Use Your Imagination

Photo courtesy of Pixabay

In 1929, Albert Einstein was asked by a Saturday Evening Post interviewer if he trusted more in imagination or knowledge. Einstein said, “I am enough of the artist to draw freely upon my imagination. Imagination is more important than knowledge. Knowledge is limited. Imagination encircles the world.

Children seem to be born with vivid imaginations and insatiable curiosity, but when they grow to adulthood, they often have to be reminded to “Use your imagination.” Why is that? Over time, we can let our imagination, a beautiful gift of creativity from our Creator-God, get squelched or die of atrophy.

Kris Kringle, in Miracle on 34th Street, asked the child, Susan, if she knew what imagination is. She said, “That’s when you see things that aren’t really there.”

“Well, not exactly. No, to me the imagination is a place all by itself. A very wonderful country. You’ve heard of the British Nation and the French Nation. Well, this is the Imagi Nation. Once you get there you can do almost anything you want.”

My parents encouraged and even celebrated my “over-active” imagination. We moved to the country where there were no girls to play with when I was four years old. No problem. I invented my own friends.

Debbie Whooby and Donna Hook were my constant companions. When we’d go for a ride in the car, my older brother had to scrunch against the door to make room for my two invisible friends. Debbie and Donna helped me make the transition to country life and kindergarten.

Debbie and Donna barrettes from my father

Now, as a so-called grown-up, I get to return to my childhood. I have the best job in the world! OK, I don’t get paid for my job–so it might be a stretch call it a “job”–but I do love what I do.

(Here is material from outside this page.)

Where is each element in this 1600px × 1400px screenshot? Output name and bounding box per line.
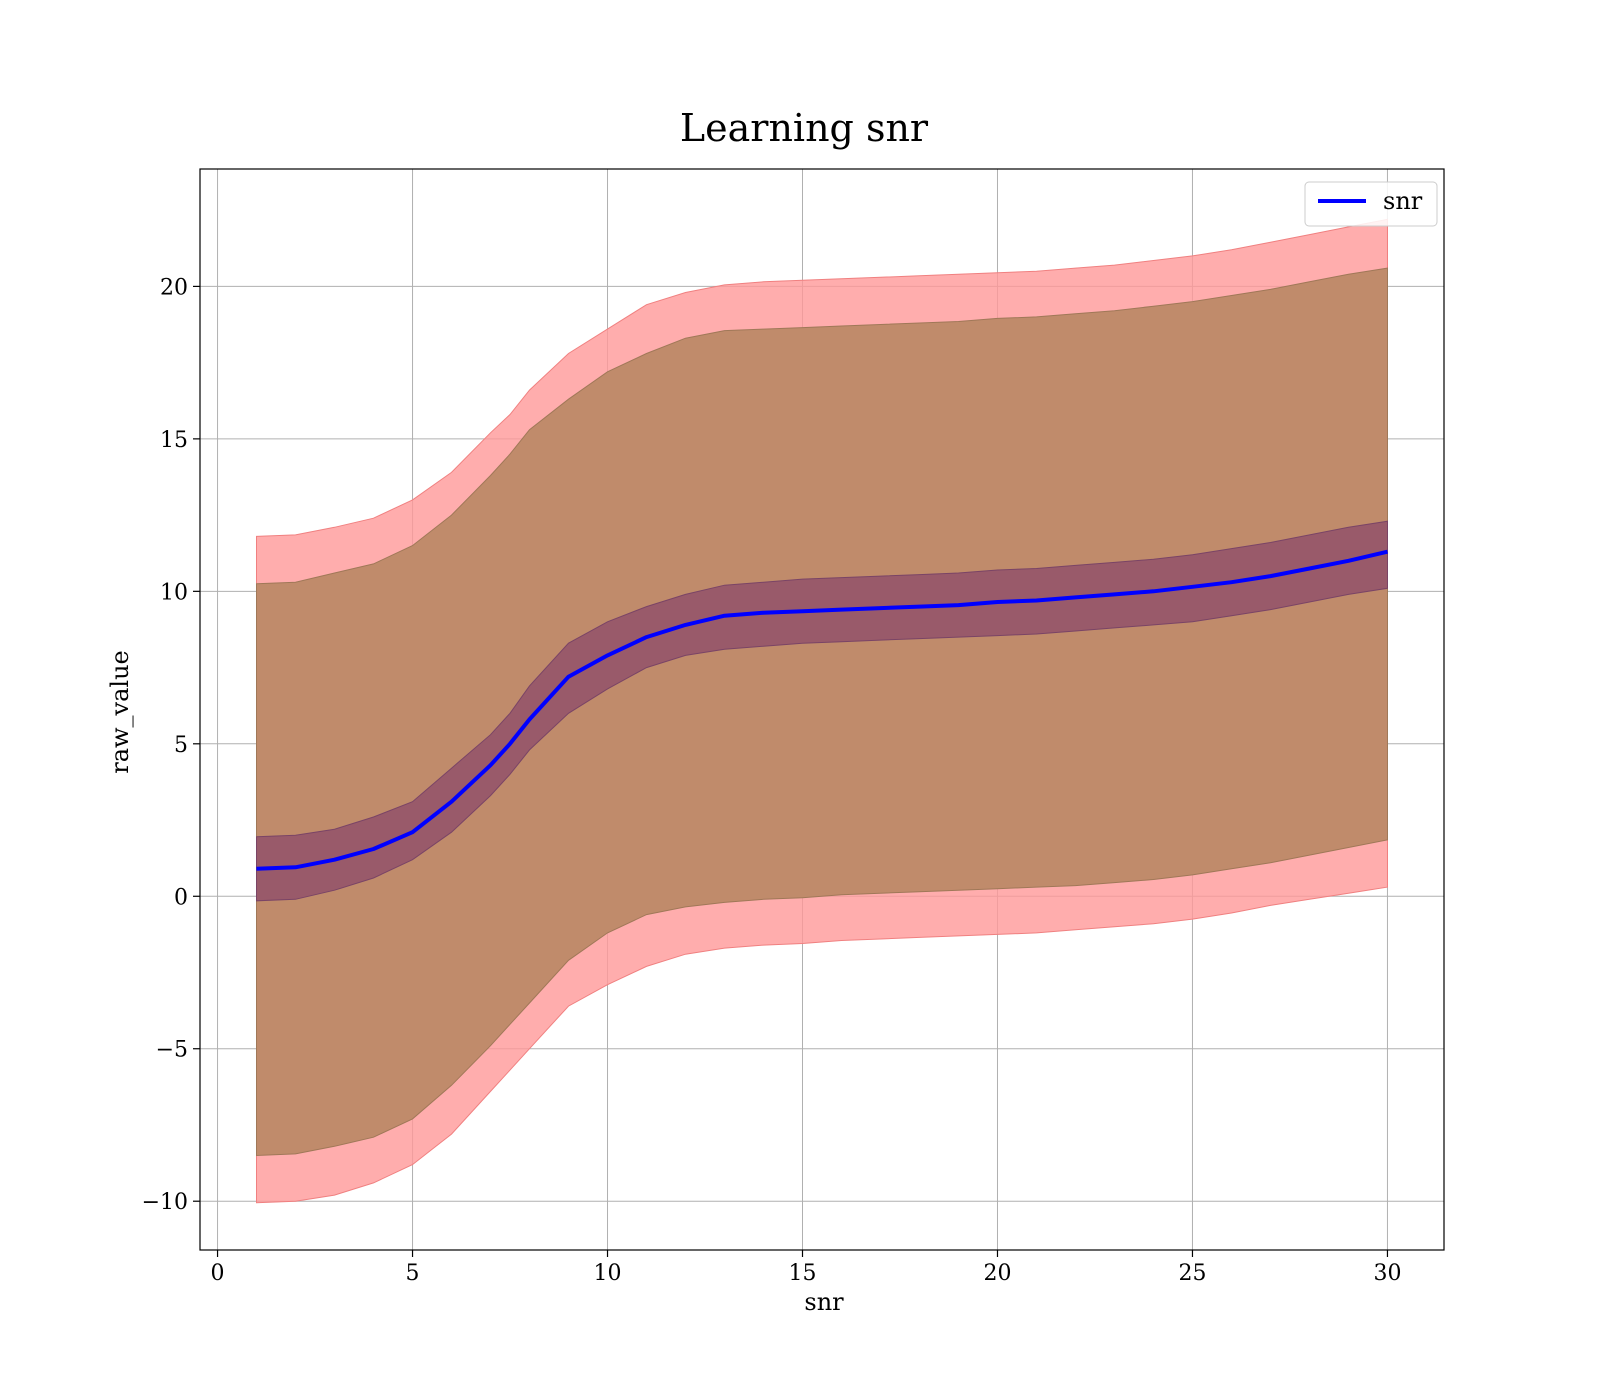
y-tick-label: 15 (160, 428, 188, 453)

I have discovered how much I enjoy writing fiction. I have the power to create people and towns and whole worlds. A character may be tall with red hair and a contagious laugh one day, and then after I take out my giant eraser, I can turn her into a short brunette bookworm or a medium-height blonde political activist.

I get to create imaginary friends again!

My invisible characters write my stories. They visit me as I go about my day, looking over my shoulder and saying things like, “I would never say that.” They come to me in my sleep and keep me awake with all their racket. When I sit down to type, their stories unfold and take twists that I, as the Author, never saw coming.

I’m about to start the last novel in my young adult series of three, from a specific time and place in history–Romania in the 1980s. Historical fiction is a return to my roots.

My very first novel (finished at age 10), called Revolutionary Anne, was about a girl who lived in Phillie while her father served at Valley Forge. I wrote this masterpiece on the banks of the Choptank River across from my childhood home, the place where my mind was free to soar to any setting in any time period.

Imagination encircles the world. It enables you to do almost anything you want.